9. A method for assisting blind people in image perception based on electrotactile sensing, characterized in that, Includes the following steps: Images are acquired using a camera device, and the images are then converted to grayscale and denoised to obtain a base image. For the base image, key objects are detected, a key object region mask is generated, and non-key regions are compressed or discarded. Continuous contour edge information is extracted from the key object area, and grayscale information within the area is used to generate electrotactile stimulation data. At the same time, the order of edge stimulation taking precedence over grayscale stimulation is clearly defined. The key object area is divided into grids along the edge direction, and stimuli are presented on the electro-tactile array in grid order. The duration of the stimulus corresponding to each grid is adjusted according to the complexity of the object. The edges of each grid and grayscale stimulus data are mapped to an electrotactile array of the palm or finger, and the intensity and frequency of the stimulus are controlled.
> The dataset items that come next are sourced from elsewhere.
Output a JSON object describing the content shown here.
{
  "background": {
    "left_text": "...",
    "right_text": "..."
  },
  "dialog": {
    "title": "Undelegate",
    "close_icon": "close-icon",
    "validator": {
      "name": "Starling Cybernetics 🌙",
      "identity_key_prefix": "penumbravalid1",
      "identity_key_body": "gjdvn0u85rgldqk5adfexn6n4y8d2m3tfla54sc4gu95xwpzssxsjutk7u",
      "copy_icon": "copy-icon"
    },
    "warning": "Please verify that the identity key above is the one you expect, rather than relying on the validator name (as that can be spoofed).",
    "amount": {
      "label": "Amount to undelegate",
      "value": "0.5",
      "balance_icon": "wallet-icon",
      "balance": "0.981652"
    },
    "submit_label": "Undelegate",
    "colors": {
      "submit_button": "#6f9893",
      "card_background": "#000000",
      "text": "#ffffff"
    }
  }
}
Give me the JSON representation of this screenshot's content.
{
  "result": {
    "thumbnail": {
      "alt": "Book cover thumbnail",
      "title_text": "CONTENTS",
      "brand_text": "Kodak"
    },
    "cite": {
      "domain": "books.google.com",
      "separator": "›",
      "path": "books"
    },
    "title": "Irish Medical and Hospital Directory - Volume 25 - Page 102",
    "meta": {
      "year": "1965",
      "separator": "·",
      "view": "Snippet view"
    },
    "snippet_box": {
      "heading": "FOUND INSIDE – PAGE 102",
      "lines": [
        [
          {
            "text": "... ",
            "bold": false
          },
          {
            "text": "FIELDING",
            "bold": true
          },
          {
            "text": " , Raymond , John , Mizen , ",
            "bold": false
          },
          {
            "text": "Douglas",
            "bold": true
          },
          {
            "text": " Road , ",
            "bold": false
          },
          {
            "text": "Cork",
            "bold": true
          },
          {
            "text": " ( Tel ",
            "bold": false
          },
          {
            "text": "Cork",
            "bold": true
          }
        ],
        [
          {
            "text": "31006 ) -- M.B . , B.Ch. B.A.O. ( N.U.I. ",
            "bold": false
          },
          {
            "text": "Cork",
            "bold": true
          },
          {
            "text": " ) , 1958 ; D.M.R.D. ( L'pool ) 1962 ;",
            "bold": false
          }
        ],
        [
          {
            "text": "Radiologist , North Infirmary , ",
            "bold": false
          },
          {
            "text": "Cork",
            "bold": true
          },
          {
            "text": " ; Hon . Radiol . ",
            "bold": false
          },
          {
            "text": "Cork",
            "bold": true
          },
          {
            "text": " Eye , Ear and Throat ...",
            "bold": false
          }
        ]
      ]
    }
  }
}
The stimulation sequence, stimulation duration for each grid, and scanning strategy were adjusted based on user feedback.
10. The method according to claim 9, characterized in that, The method further includes the following steps: The image information of the key object is encoded into a cortical electrical stimulation signal based on a predetermined color-frequency mapping model; The stimulation is applied by driving the head electro-tactile array; Collect the electroencephalogram (EEG) signals generated by the user when receiving the stimulation; The user's perceptual state is determined based on the electroencephalogram (EEG) signals. Based on the determined sensory state, the parameters of the electrical stimulation signal of the cerebral cortex are adjusted in a closed-loop manner.